- 2 September 2025
- Posted by: Competere
- Categories: Empowering Consumers, highlights, News, Responsible Farming
The EU’s Proposed Ban on “Meaty” Names for Plant Based Alternatives: Consumer Protection, or Protectionism?BY LUCA GALIZIA
A new legislative proposal by the European Commission (‘EC’) aims to reserve terms like ‘bacon’, ‘ribs’, and ‘chicken’ exclusively for animal products, igniting a fierce debate between traditional productions and the booming plant-based industry.
Background
In recent years, the market for plant‑based foods mimicking the look, texture, and names of traditional meat products has exploded. From ‘veggie burgers’ to tofu sausages and ‘vegan chicken’, more consumers are choosing these alternatives for ethical, health, and environmental reasons. At the same time, livestock farmers (subject to significant regulatory burdens and with often very small profit margins) have lobbied national governments and the European Union (‘EU’) to protect typical meat designations, arguing that terms such as ‘steak’, ‘wing’ or ‘bacon’ should be reserved exclusively for animal products.
The precedent: the protection of milk and dairy product designations in the EU
The idea of protecting certain traditional food designations is not new. The EU’s Common Market Organisation Regulation (Reg. (EU) No 1308/2013) defines ‘milk’, ‘butter’, ‘cheese’, ‘yogurt’ and similar terms as legal names reserved for products derived from mammalian milk.
This protection was further clarified and crystallized by the Court of Justice of the European Union (‘CJEU’) in its landmark 2017 TofuTown ruling (C‑422/16, EU:C:2017:458), in which the Court held that plant-based products may not bear these dairy designations in labeling and marketing, even if accompanied by an indication of the source of the raw material, such as ‘soy milk’, or qualifiers such as ‘plant-based’ or ‘vegan’, because these are legal names reserved exclusively and without exception for animal products.
National efforts and legal hurdles in the protection of “meaty” names
Inspired by the dairy example, several Member States previously introduced national legislation to offer protection to meat designations, at least for domestically produced products.

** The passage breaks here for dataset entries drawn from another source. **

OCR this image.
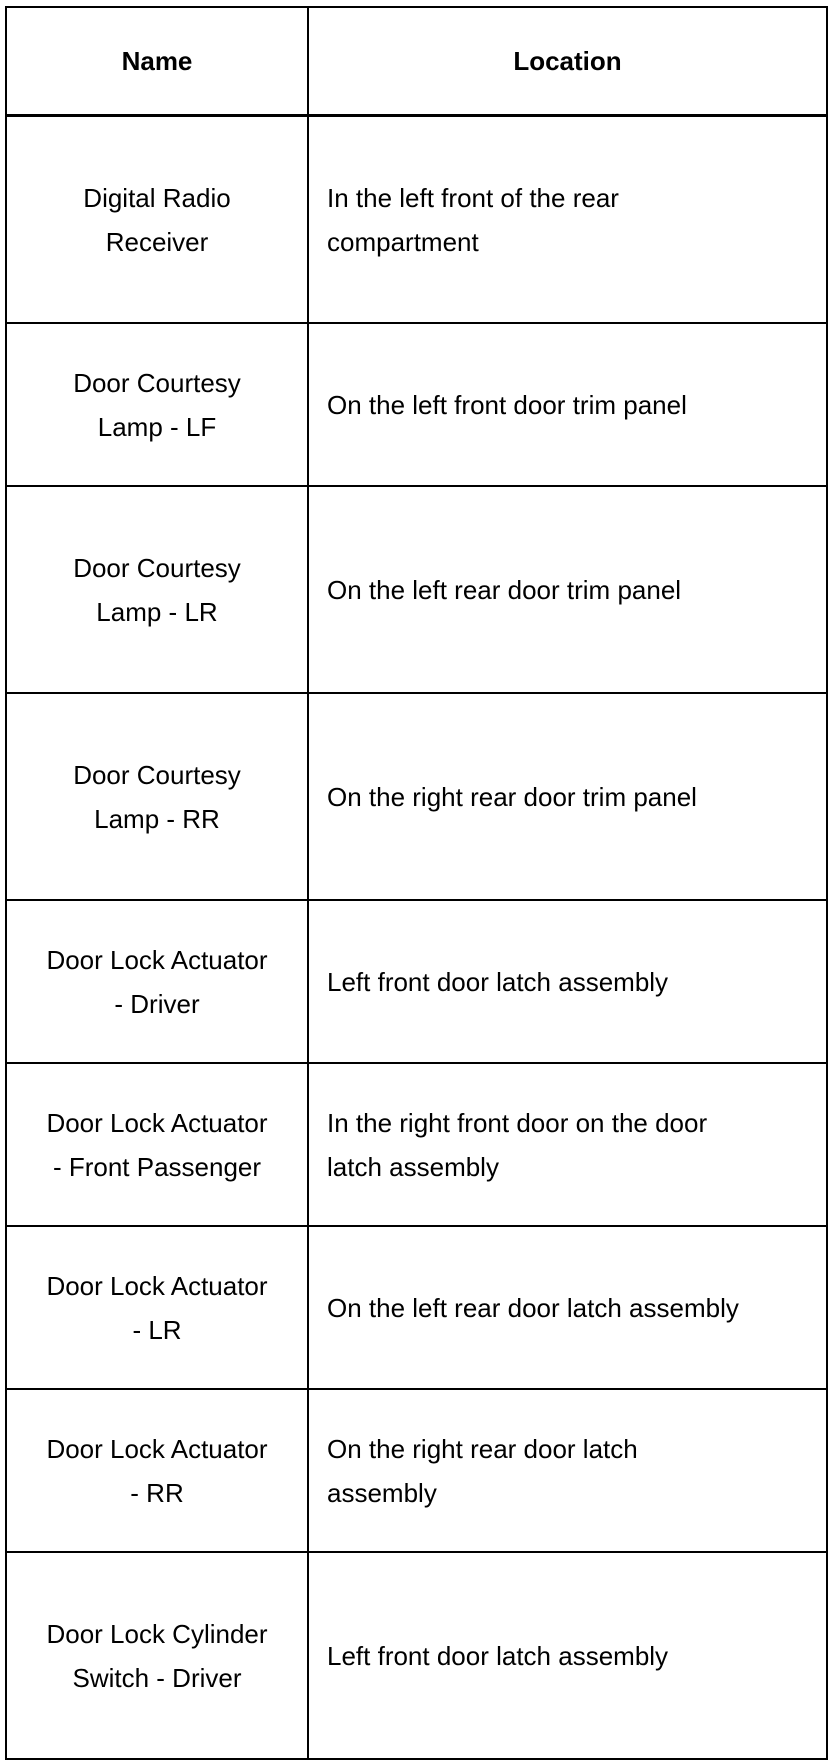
Name	Location

Digital Radio
Receiver	In the left front of the rear
compartment

Door Courtesy
Lamp - LF	On the left front door trim panel

Door Courtesy
Lamp - LR	On the left rear door trim panel

Door Courtesy
Lamp - RR	On the right rear door trim panel

Door Lock Actuator
- Driver	Left front door latch assembly

Door Lock Actuator
- Front Passenger	In the right front door on the door
latch assembly

Door Lock Actuator
- LR	On the left rear door latch assembly

Door Lock Actuator
- RR	On the right rear door latch
assembly

Door Lock Cylinder
Switch - Driver	Left front door latch assembly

France was the first to introduce national legislation prohibiting the use of customary meat product names such as ‘steak’ and ‘tenderloin’ (but not ‘hamburger’) to designate foods containing plant proteins (Décret No. 2022-947 of June 29, 2022, later replaced by Décret No. 2024-144 of February 26, 2024).
These provisions were successfully challenged before the CJEU (Protéines France, C-438/23, EU:C:2024:826), which ruled that the EU’s harmonized food labeling rules on customary and descriptive names for foodstuffs (i.e., Reg. (EU) No 1169/2011) preclude a member state from adopting national measures regulating or prohibiting the use of terms from the butchery, delicatessen, and fish sectors to describe, market, or promote foods containing plant protein instead of protein of animal origin, unless national legislation identifies such terms as ‘legal names’ (and, in doing so, provides a specific description). After this ruling, France’s highest administrative court (Conseil d’État) annulled the 2024 decree, leaving France with no more national bans (Décision n° 492839 of 28 January 2025 FR:CECHR:2025:492839.20250128).

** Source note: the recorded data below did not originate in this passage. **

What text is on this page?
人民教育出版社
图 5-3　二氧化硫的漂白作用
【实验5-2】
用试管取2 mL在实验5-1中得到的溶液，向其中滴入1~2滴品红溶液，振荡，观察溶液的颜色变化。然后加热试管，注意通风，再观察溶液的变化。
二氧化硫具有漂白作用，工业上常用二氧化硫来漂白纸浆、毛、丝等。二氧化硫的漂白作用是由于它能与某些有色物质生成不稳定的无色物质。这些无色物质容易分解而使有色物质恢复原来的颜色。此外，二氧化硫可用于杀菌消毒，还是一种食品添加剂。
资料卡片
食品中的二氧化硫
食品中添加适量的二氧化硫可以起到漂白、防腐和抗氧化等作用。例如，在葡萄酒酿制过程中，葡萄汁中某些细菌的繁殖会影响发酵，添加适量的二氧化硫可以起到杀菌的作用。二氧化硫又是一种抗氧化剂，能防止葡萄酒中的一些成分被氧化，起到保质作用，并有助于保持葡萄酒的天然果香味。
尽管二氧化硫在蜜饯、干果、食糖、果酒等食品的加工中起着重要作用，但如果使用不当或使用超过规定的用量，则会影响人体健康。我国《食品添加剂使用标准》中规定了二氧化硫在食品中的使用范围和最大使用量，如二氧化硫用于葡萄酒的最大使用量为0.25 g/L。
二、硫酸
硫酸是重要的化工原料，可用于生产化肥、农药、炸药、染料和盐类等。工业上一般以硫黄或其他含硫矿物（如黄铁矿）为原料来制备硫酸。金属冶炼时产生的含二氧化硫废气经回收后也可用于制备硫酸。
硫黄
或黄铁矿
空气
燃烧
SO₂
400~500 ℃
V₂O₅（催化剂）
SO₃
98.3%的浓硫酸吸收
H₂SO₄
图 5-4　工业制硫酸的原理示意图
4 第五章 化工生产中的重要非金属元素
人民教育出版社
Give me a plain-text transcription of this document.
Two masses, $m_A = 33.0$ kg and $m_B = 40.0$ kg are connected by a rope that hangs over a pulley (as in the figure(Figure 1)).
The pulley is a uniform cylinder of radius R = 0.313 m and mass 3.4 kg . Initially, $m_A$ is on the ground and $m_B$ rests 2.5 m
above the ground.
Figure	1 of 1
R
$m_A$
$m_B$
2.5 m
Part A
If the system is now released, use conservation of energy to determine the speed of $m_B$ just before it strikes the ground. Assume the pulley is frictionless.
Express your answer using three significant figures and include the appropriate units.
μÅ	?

Italy followed suit in late 2023 by adopting a law (Legge 1 dicembre 2023, n. 172) banning customary meat product names for plant-based products (the same law prohibits also the production and placing on the Italian market of cell-based meat). This legislation, however, is considered by many experts to be legally vulnerable because it was enacted without fully complying with Directive 2015/1535’s ‘TRIS procedure’. This process requires member states to notify the European Commission of new technical regulations concerning agricultural and industrial products and information society services prior to their adoption. The notification triggers a 3-month period during which the technical rule cannot be adopted by the member state in question (‘standstill period’). Since the Italian law did not respect this standstill period, it could be disapplied by domestic courts (at least, this is the majority opinion among experts).

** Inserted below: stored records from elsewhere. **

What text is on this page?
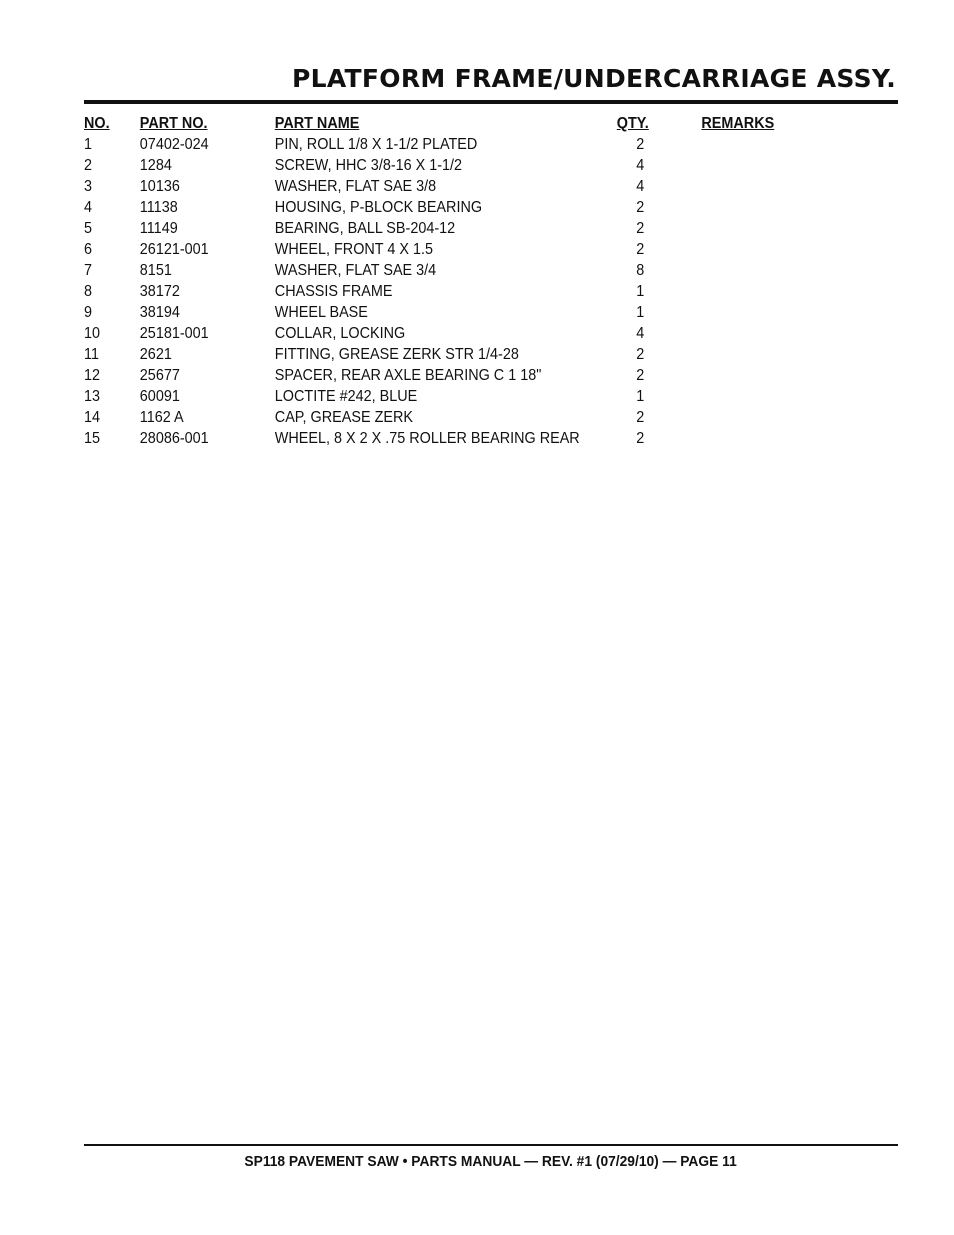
PLATFORM FRAME/UNDERCARRIAGE ASSY.
NO. PART NO.	PART NAME	QTY.	REMARKS
1	07402-024	PIN, ROLL 1/8 X 1-1/2 PLATED	2
2	1284	SCREW, HHC 3/8-16 X 1-1/2	4
3	10136	WASHER, FLAT SAE 3/8	4
4	11138	HOUSING, P-BLOCK BEARING	2
5	11149	BEARING, BALL SB-204-12	2
6	26121-001	WHEEL, FRONT 4 X 1.5	2
7	8151	WASHER, FLAT SAE 3/4	8
8	38172	CHASSIS FRAME	1
9	38194	WHEEL BASE	1
10 25181-001	COLLAR, LOCKING	4
11	2621	FITTING, GREASE ZERK STR 1/4-28	2
12 25677	SPACER, REAR AXLE BEARING C 1 18"	2
13 60091	LOCTITE #242, BLUE	1
14 1162 A	CAP, GREASE ZERK	2
15 28086-001	WHEEL, 8 X 2 X .75 ROLLER BEARING REAR	2
SP118 PAVEMENT SAW • PARTS MANUAL — REV. #1 (07/29/10) — PAGE 11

Outside the EU, it is worth noting that the Swiss Federal Supreme Court, in its 2 May 2025 ruling (2C_26/2023, see the press release), stated that food products destined to consumers made exclusively with vegetable proteins (i.e., those usually defined as ‘plant-based meat’) cannot be designated by names of animal species, even if these are accompanied by an indication specifying the vegetable origin of the product, such as ‘planted chicken’, ‘chicken-like’, ‘pork-like’, ‘vegan pork’ or ‘vegan chicken’.
In the United Kingdom, the Court of Appeal in London has denied Oatly’s “Post Milk Generation” trademark used on oat products on the grounds that it violates the protected use of dairy terms; the case is now referred to the UK Supreme Court (UKSC/2025/0004).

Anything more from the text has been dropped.